Archdiocese's video series shares stories of 'Walking with the Saints'
BRAINTREE -- The life of faith is often described as a journey. Catholics' belief in the Communion of Saints -- the unity of the Church on Earth and the saints in Heaven -- gives the assurance that no one is alone in seeking Christ.
This sense of connection is explored on multiple levels through "Walking with the Saints," a video series produced by the archdiocese's Secretariat for Evangelization and Discipleship.
Since late March, the videos have been released every other Tuesday on the secretariat's YouTube channel (youtube.com/evangelizeboston) and the archdiocese's Facebook page (facebook.com/BostonCatholic). Each two- to three-minute video features a conversation with a priest or religious walking around their community -- whether a parish church, a convent, or monastery -- and talking about a saint with whom they have a special relationship.
The idea for the series came about when Ann Gennaro, a content and communications specialist for the archdiocese, reviewed the archdiocese's social media content last year. She noticed that the posts that received the most engagement were about either saints, or priests and religious.
She said she wondered, "How do we combine these few forces, to give the people what they want but also give the people what can help them?"

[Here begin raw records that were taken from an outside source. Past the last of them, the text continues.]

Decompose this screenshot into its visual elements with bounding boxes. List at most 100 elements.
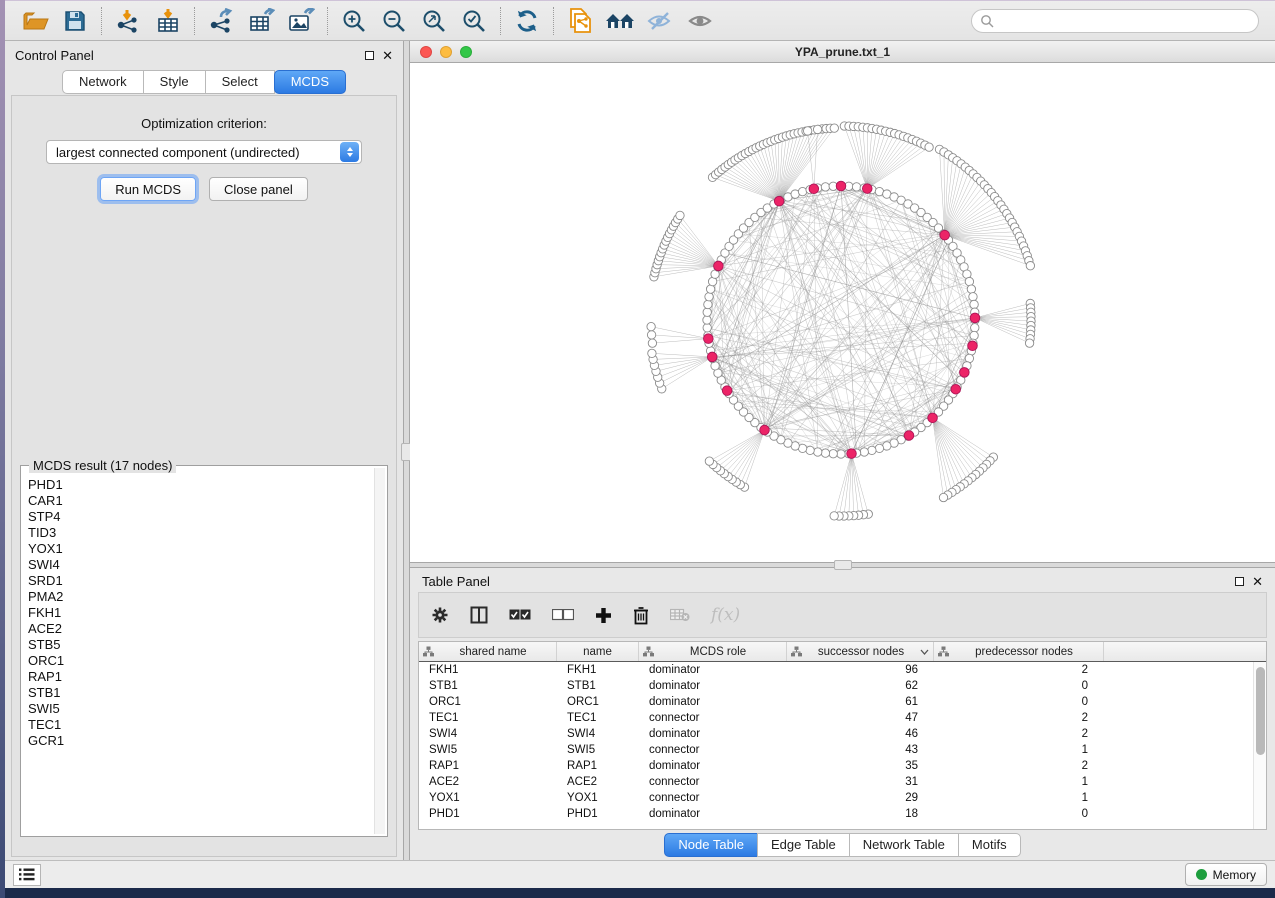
memory-button[interactable]: Memory (1185, 863, 1267, 886)
table-cell[interactable] (1104, 662, 1253, 678)
zoom-out-icon[interactable] (374, 5, 414, 37)
select-all-checkboxes-icon[interactable] (509, 609, 531, 621)
table-cell[interactable]: dominator (639, 726, 787, 742)
network-graph[interactable] (410, 63, 1272, 562)
table-cell[interactable]: dominator (639, 678, 787, 694)
mcds-result-item[interactable]: STP4 (28, 509, 374, 525)
save-session-icon[interactable] (55, 5, 95, 37)
column-header-predecessor-nodes[interactable]: predecessor nodes (934, 642, 1104, 661)
table-cell[interactable]: ORC1 (557, 694, 639, 710)
delete-columns-icon[interactable] (633, 606, 649, 625)
table-cell[interactable]: 46 (787, 726, 934, 742)
table-cell[interactable]: 1 (934, 742, 1104, 758)
zoom-fit-icon[interactable] (414, 5, 454, 37)
network-canvas[interactable] (410, 63, 1275, 562)
table-cell[interactable]: STB1 (557, 678, 639, 694)
table-cell[interactable] (1104, 806, 1253, 822)
tab-node-table[interactable]: Node Table (664, 833, 758, 857)
close-panel-icon[interactable]: ✕ (1252, 577, 1263, 586)
table-cell[interactable] (1104, 774, 1253, 790)
table-row[interactable]: ACE2ACE2connector311 (419, 774, 1253, 790)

She conceived "Walking with the Saints" as a way to help people learn more about the saints and inspire them to become saints themselves. But she did not want it to be "static," and thought it should convey "that dynamism that exists in the life of a saint."
"I wanted it to be a walk-and-talk, and a conversation, to show this progression and movement and activity that exists in the life of a saint and should exist in our lives, that we're not called to sit still. We're called to action. We're called to go forth," Gennaro said.
Evangelization consultant Chris Donoghue was invited to be the onscreen host who interviews the priests and religious featured in the videos.
"It's not typically part of my job. I'm not in media or production," Donoghue said, "But we do serve the diocese; we serve the parishes. So, to be able to go out and offer this as a service, and engage and build relationships with priests and religious in the diocese in a different context than faith formation or pastoral planning or things like that, has been rewarding."
Patrick Krisak, director of faith formation and missionary discipleship, also joined the small film crew, holding the boom mic while Gennaro handled the camera.
Gennaro described the episodes as "outlined but not scripted." Donoghue asks each guest a few basic questions about the saint they are discussing: Who were they? How did you come to know them? What inspires you about their life? What inspiration should everyone take from them?
Donoghue said he decided not to do any research on the saints prior to the interviews, wanting his experience of learning from the guests to be more authentic.
Guests and topics so far have included Father Carlos Suarez speaking about St. Edith Stein; Sister Carly Paula Arcella, a Daughter of St. Paul, talking about St. Paul; Father Richard Fitzgerald speaking about St. Columbkille; and Sister Faustina Kolbe Burda, a Daughter of Mary of Nazareth, talking about St. Faustina Kowalska.
One thing that has surprised Donoghue is the way viewers connect, not only with the saints but also with the guests and locations in the series. Some have written comments saying that they recognize their former parish or priest and are pleased to see them featured.
Part of the premise of "Walking with the Saints," Donoghue said, is to help people recognize their own call to be disciples.
"We're all one Church, and we're all on a journey. So, my hope is that, as people engage in these conversations and participate in the journey discussing a saint, it might awaken in them a recognition that they are also on a journey, and they're not journeying alone," he said.
Ultimately, he pointed out, all the conversations lead back to Jesus.
"It comes through in these conversations that this journey with saints is a journey towards Jesus, with Jesus, and is all focused on Jesus," Donoghue said.
Gennaro said she hopes the project "opens the door to creativity" and encourages people "to be creative in the ways that we tell the stories we have to tell."
"That can be anything from the stories of the saints, to our own personal stories of how the Lord has transformed our lives, to the beautiful things happening within our Church. We should feel the freedom to get creative with how we share those things," she said.
She acknowledged that people today are "bombarded" by content and that what many people hear about the Church is "so limited."
"I feel like we need to have the freedom to be able to go out and get creative and tell our story as the Church, and I hope that, in some small way, 'Walking with the Saints' can be a part of that, a part of telling our story out in this world that has so many messages, that we can just claim at least one small corner of it now," Gennaro said.